In flight alone is safety. Do you stray
Beside her, when the moon is in the skies?
Or by the brooklet, or along the sea,
Or in the garden, parlor, buttery?'
'Do you stray beside her in the—buttery!' Does not this word 'buttery' seem impressed for the sake of oddity and the rhyme? To our apprehension and ear it is objectionable, alike in truth and in sound; scarcely less so, indeed, than the close of the annexed lines, which require no comment. Don Ponce, a Spanish knight,
'Had passed his days in stupor most sublime,
His nights in deep allegiance to his pillow;
Untroubled by the crown, the church-bell's chime,
Sleep, garlic, wine, and oil, a constant fill o'!'
In prose as well as in verse Mr. Simms, by common consent of his critics, fails in the humorous. It is not his rôle. How much more creditable, even than the foregoing, are the subjoined stanzas, illustrating the fact that it is mental and not physical suffering which constitutes the pain of death; the 'parting from those who loved and love us:'
'This is the mental death—the agony
Beyond all pain of limb, all fever smart,
All racking of the joints: this is to die;
Sad burial of the hope that lit the heart;
Love mourning, doomed affections lingering by,
Muttering the words of death: 'We part, we part!'
Ah! what the trial, where the pangs, the fears,
To equal this sad source of thousand tears?
'And when the lamp of life upon a verge
Unseated as a vision, sinks at last;
And when the spirit launches on the surge
Of that dark, drear, unfathomable vast
We call eternity, its latest dirge
Bemoans not pangs, still pressing, not o'erpast,
But that all natural things, forms, stars, and skies,
And the more loved than all, are fading from its eyes.
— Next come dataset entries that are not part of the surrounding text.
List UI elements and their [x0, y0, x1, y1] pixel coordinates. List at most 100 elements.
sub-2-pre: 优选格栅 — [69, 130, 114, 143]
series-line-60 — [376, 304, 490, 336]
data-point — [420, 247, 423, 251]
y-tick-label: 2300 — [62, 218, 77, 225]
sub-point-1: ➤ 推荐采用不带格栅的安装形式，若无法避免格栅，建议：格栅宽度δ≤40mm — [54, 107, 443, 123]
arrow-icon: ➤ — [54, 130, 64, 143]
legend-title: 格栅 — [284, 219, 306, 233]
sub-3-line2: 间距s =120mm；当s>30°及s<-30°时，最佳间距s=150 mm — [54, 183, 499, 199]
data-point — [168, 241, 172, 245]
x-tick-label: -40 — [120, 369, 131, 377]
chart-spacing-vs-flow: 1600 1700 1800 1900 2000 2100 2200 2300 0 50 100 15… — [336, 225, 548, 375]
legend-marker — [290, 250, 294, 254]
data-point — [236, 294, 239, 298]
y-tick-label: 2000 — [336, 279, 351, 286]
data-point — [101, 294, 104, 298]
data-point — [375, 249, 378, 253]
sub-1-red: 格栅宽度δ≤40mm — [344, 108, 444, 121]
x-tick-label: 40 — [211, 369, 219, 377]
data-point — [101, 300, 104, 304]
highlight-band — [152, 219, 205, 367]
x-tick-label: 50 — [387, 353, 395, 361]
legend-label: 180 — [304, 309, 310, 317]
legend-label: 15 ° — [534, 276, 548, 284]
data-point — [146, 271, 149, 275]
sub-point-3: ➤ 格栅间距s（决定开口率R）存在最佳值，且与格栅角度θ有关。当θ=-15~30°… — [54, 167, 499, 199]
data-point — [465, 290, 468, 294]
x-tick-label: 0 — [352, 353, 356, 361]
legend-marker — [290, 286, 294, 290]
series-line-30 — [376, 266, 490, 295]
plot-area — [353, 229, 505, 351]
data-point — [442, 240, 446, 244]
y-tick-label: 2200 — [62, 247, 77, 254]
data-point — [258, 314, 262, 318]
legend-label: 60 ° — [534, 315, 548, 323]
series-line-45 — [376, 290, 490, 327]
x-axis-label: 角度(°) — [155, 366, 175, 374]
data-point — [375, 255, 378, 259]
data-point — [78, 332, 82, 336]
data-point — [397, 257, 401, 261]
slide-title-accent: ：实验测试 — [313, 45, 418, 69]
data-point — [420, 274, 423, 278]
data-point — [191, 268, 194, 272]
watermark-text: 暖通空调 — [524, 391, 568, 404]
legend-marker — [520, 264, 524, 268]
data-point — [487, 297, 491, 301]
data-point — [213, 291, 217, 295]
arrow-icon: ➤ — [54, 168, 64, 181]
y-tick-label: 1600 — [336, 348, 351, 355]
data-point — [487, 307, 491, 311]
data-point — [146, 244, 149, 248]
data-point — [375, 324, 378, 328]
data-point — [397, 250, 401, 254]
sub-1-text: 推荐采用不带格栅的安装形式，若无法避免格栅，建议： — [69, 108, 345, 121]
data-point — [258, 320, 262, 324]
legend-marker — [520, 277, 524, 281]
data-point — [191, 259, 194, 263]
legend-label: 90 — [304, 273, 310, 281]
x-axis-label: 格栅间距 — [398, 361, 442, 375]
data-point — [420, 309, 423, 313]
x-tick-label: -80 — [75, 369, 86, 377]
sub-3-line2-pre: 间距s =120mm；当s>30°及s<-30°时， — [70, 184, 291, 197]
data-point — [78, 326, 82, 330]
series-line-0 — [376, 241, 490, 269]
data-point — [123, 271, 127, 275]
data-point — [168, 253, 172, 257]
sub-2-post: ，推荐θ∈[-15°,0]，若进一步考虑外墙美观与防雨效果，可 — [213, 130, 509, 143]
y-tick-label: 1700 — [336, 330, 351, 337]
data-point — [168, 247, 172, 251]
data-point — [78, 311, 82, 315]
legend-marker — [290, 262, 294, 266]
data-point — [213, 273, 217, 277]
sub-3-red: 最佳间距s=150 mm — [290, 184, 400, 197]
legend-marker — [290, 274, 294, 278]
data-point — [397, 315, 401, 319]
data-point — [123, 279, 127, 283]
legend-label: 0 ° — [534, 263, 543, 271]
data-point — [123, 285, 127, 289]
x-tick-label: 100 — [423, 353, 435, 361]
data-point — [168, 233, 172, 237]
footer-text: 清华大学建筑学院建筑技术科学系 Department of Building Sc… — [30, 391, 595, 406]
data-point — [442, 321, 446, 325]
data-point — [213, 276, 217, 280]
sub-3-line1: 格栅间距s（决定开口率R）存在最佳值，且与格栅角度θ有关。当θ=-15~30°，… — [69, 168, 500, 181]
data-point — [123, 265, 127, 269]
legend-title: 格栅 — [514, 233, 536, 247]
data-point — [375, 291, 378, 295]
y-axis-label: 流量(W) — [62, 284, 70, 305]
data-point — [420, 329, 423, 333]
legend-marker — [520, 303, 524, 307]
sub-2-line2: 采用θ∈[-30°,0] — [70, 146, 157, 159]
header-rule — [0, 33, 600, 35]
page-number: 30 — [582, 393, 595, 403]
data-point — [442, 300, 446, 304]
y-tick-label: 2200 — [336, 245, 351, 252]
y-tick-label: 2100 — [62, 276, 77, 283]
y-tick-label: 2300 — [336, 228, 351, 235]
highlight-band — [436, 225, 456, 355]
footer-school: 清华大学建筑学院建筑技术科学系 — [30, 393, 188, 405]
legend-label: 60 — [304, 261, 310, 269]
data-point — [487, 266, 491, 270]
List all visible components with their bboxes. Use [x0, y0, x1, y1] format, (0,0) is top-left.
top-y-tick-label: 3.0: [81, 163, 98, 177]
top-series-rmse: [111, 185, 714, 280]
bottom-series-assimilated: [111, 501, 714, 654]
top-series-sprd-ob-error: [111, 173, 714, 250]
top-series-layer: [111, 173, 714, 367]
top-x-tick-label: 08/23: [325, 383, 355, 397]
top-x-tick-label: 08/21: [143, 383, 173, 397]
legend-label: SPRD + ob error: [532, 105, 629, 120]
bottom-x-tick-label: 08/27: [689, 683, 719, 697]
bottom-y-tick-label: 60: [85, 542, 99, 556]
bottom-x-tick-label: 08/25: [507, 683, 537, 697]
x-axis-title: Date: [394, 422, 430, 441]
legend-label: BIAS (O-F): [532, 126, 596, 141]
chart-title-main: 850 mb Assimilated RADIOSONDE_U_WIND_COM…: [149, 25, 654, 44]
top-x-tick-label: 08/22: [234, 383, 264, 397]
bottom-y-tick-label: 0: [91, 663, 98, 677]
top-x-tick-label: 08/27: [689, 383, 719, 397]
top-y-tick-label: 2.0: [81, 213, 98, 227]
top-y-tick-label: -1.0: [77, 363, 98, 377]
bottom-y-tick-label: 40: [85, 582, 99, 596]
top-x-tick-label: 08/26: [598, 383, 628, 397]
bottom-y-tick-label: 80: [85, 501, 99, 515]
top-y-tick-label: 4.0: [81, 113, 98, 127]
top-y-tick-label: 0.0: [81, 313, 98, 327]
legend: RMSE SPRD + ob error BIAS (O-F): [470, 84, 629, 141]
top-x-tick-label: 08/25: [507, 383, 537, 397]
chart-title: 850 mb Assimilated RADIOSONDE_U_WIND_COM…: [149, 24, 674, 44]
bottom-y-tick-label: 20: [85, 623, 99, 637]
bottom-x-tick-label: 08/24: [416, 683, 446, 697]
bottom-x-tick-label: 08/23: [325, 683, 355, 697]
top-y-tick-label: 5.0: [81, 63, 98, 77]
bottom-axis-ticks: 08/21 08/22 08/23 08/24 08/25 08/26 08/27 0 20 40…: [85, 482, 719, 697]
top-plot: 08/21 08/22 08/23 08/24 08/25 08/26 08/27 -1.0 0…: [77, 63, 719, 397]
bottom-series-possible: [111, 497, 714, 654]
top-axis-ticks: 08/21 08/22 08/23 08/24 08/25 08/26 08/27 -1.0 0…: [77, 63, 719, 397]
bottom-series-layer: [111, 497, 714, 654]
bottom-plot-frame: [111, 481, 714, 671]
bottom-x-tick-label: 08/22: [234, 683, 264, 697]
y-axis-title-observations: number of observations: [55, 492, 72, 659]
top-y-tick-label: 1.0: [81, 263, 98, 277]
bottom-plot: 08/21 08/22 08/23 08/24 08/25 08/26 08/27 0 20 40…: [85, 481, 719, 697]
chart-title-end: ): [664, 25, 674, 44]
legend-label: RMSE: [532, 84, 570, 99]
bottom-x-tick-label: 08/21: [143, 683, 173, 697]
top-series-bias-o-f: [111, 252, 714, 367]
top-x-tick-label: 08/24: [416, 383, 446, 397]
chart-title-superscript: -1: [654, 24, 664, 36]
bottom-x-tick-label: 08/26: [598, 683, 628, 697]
'Thus still beloved, though all relentless fair,
I part from thee and perish. Never more
Shall I win sweetness from the desolate air,
Or find a fragrant freshness in the shore;
The sea that images my deep despair
Hath still a kindred language in its roar,
And in the clouds that gather on our lee
A mournful likeness to my soul I see.
'The sense of life grows dim; the glories pass,
Like those of melting rainbows from my sight;
Dark aspects rise as in the wizard's glass,
Reflect my inner soul, and tell of night;
Glooms gather on my vision, in a mass,
And all my thoughts, beheld in their dread light,
Rise like unbidden spectres; rise to rave
Above the heart, which soon may be their grave.'
The purpose of the author to preserve this youthful effort of his muse from oblivion, by giving it in a printed form to the public, will not, we may believe, be subserved; for although portions of it are undeniably clever, yet as a whole it lacks the elements of life; a fact, indeed, of which the writer himself seems sufficiently aware, if we interpret aright the long introduction with which he has deemed it necessary to preface a short poem. The little volume, which is very neatly executed, is dedicated to one who is himself well qualified to appreciate, and on occasion to produce, good poetry—James Lawson, Esq., of this city.